- Native to: Argentina
- Region: Santiago del Estero Province, Tucumán Province
- Ethnicity: Tonocoté
- Era: attested 1599
- Language family: unclassified

Language codes
- ISO 639-3: None (mis)
- Glottolog: tono1235

= Tonocoté language =

Extinct and unclassified language of Argentina

Tonocoté is an extinct Indigenous language formerly spoken in Argentina by the Tonocoté people. It has been historically associated with the Lule language. It is very poorly attested, known only from one three-word phrase, which is completely different from its equivalents in Lule and other languages of the region.

== History ==
In 1586 Father Alonso de Bárzana (Bárcena) wrote a grammar of Tonocoté, which is now lost.

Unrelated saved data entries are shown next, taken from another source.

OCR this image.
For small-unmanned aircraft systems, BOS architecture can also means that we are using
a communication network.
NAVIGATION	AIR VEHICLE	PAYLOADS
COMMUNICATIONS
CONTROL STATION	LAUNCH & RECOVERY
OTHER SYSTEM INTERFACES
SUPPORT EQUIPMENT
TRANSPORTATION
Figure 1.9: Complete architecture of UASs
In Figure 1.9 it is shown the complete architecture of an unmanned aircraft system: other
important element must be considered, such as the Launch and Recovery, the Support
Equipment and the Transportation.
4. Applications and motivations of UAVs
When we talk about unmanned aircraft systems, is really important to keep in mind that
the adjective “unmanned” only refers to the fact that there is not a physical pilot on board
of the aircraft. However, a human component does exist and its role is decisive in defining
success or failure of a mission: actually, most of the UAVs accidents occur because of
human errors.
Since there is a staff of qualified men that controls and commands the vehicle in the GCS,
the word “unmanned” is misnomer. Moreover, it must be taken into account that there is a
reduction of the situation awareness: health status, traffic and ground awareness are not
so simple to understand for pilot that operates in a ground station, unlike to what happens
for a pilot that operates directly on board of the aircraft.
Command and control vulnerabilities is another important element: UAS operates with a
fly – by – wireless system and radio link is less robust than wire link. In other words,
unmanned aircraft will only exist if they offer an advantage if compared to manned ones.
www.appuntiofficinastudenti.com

The earliest colonial sources maintain that Tonocoté and Lule were distinct languages. However, the 1732 Lule grammar written by Antonio Machoni titled Arte y vocabulario de la lengua lule y tonocoté also includes "Tonocoté" in the title. As a result, the genetic affiliation of Tonocoté has been hotly debated by several authors. Various hypotheses for its affiliation include relationships with Cacán, Guarani, or even Mataguayan. The most common of these has been a link with the Lule language.

== Sample phrase ==
One three-word phrase glossed as 'God regards you' translated into six different Indigenous languages of western South America contains the only known attestation of Tonocoté, being Tius cahas paneh. The only analyzable word is Tius, clearly having a Spanish origin. The constructed equivalents in Lule are Dios ve ep or Dios ve avalacsp, which is "obviously" very different. The sentence in Tonocoté does not match any other language of northeastern Argentina and the southern Gran Chaco either. Therefore, Lule and Tonocoté were evidently different languages, perhaps only connected by their geographical proximity.